While disagreeing with this interpretation of Bishop Berkeley’s philosophy, I do agree with the main point Fr. Polkinghorne is making about God being “the ground and support of all that is (in our terms, the guarantor of the Schrodinger equation) but not as an object among objects.” Correct as stated, these words say too little and need to be supplemented else they might lead us to a rationalistic Deism.

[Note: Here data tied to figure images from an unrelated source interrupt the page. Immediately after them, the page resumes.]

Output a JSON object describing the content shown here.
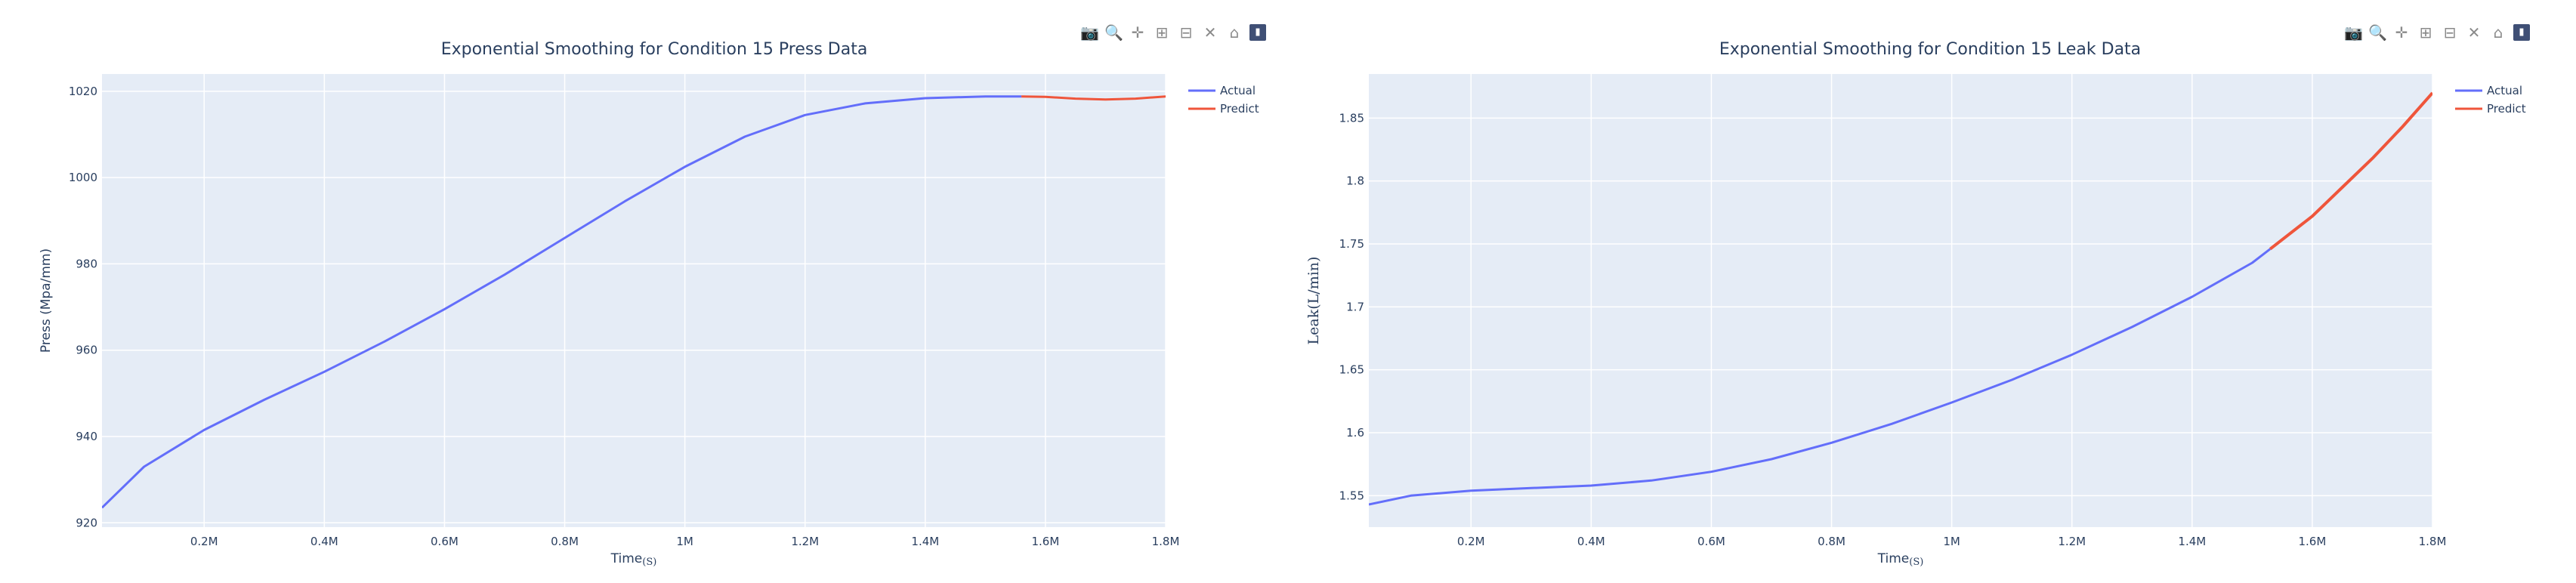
{
  "colors": {
    "actual": "#636efa",
    "predict": "#ef553b",
    "plot_bg": "#e5ecf6",
    "grid": "#ffffff"
  },
  "modebar": {
    "icons": [
      "camera-icon",
      "zoom-icon",
      "pan-icon",
      "zoom-in-icon",
      "zoom-out-icon",
      "autoscale-icon",
      "reset-axes-icon",
      "plotly-logo-icon"
    ],
    "glyphs": [
      "📷",
      "🔍",
      "✛",
      "⊞",
      "⊟",
      "✕",
      "⌂",
      "▮"
    ]
  },
  "chart_data": [
    {
      "type": "line",
      "title": "Exponential Smoothing for Condition 15 Press Data",
      "xlabel": "Time",
      "xlabel_unit": "(S)",
      "ylabel": "Press (Mpa/mm)",
      "xlim": [
        30000,
        1800000
      ],
      "ylim": [
        919,
        1024
      ],
      "xticks": [
        200000,
        400000,
        600000,
        800000,
        1000000,
        1200000,
        1400000,
        1600000,
        1800000
      ],
      "xtick_labels": [
        "0.2M",
        "0.4M",
        "0.6M",
        "0.8M",
        "1M",
        "1.2M",
        "1.4M",
        "1.6M",
        "1.8M"
      ],
      "yticks": [
        920,
        940,
        960,
        980,
        1000,
        1020
      ],
      "ytick_labels": [
        "920",
        "940",
        "960",
        "980",
        "1000",
        "1020"
      ],
      "grid": true,
      "legend": "top-right",
      "series": [
        {
          "name": "Actual",
          "x": [
            30000,
            100000,
            200000,
            300000,
            400000,
            500000,
            600000,
            700000,
            800000,
            900000,
            1000000,
            1100000,
            1200000,
            1300000,
            1400000,
            1500000,
            1560000
          ],
          "y": [
            923.5,
            933,
            941.5,
            948.5,
            955,
            962,
            969.5,
            977.5,
            986,
            994.5,
            1002.5,
            1009.5,
            1014.5,
            1017.2,
            1018.4,
            1018.8,
            1018.8
          ]
        },
        {
          "name": "Predict",
          "x": [
            1560000,
            1600000,
            1650000,
            1700000,
            1750000,
            1800000
          ],
          "y": [
            1018.8,
            1018.7,
            1018.3,
            1018.1,
            1018.3,
            1018.8
          ]
        }
      ]
    },
    {
      "type": "line",
      "title": "Exponential Smoothing for Condition 15 Leak Data",
      "xlabel": "Time",
      "xlabel_unit": "(S)",
      "ylabel": "Leak(L/min)",
      "xlim": [
        30000,
        1800000
      ],
      "ylim": [
        1.525,
        1.885
      ],
      "xticks": [
        200000,
        400000,
        600000,
        800000,
        1000000,
        1200000,
        1400000,
        1600000,
        1800000
      ],
      "xtick_labels": [
        "0.2M",
        "0.4M",
        "0.6M",
        "0.8M",
        "1M",
        "1.2M",
        "1.4M",
        "1.6M",
        "1.8M"
      ],
      "yticks": [
        1.55,
        1.6,
        1.65,
        1.7,
        1.75,
        1.8,
        1.85
      ],
      "ytick_labels": [
        "1.55",
        "1.6",
        "1.65",
        "1.7",
        "1.75",
        "1.8",
        "1.85"
      ],
      "grid": true,
      "legend": "top-right",
      "series": [
        {
          "name": "Actual",
          "x": [
            30000,
            100000,
            200000,
            300000,
            400000,
            500000,
            600000,
            700000,
            800000,
            900000,
            1000000,
            1100000,
            1200000,
            1300000,
            1400000,
            1500000,
            1530000
          ],
          "y": [
            1.543,
            1.55,
            1.554,
            1.556,
            1.558,
            1.562,
            1.569,
            1.579,
            1.592,
            1.607,
            1.624,
            1.642,
            1.662,
            1.684,
            1.708,
            1.735,
            1.746
          ]
        },
        {
          "name": "Predict",
          "x": [
            1530000,
            1600000,
            1650000,
            1700000,
            1750000,
            1800000
          ],
          "y": [
            1.746,
            1.772,
            1.795,
            1.818,
            1.843,
            1.87
          ]
        }
      ]
    }
  ]
}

The Almighty Lord is free to act in the way of a creature when He wishes. In fact, we Christians believe He spoke with Moses and Elijah and others. We believe He intervened directly at crucial points in the history of the Israelites. Some of us believe that angelic appearances, when not religious poetry, were manifestations by which He made His Presence sensible to the eyes and ears of an embodied creature, a human being. We Christians all believe He acted to incarnate His Son in the holy womb of Mary. He still acts directly as if a super-creature. He might well be curing the lame in the waters of Lourdes. He might well be easing the pain of that poor woman lying in the ICU with tubes and wires running in and out. To do so, God might be collapsing wavepackets, though He may have other ways to directly shape things and to bring about events in this world.

We have to be careful that we not bind God to the world He created of His own free-will but we have to also be careful not to exclude God from this world. If He can create it, He can act inside of it and the Bible tells us pretty clearly He has done so on a regular basis.

(For what it’s worth, I read Bishop Berkeley as claiming that God doesn’t secure existence by observing things. The Almighty brings things into existence by thinking of them. While a bit confused about the difference between things and the underlying stuff of things, Berkeley was making a claim similar to my claim that things are true because they are manifestations of thoughts of God.)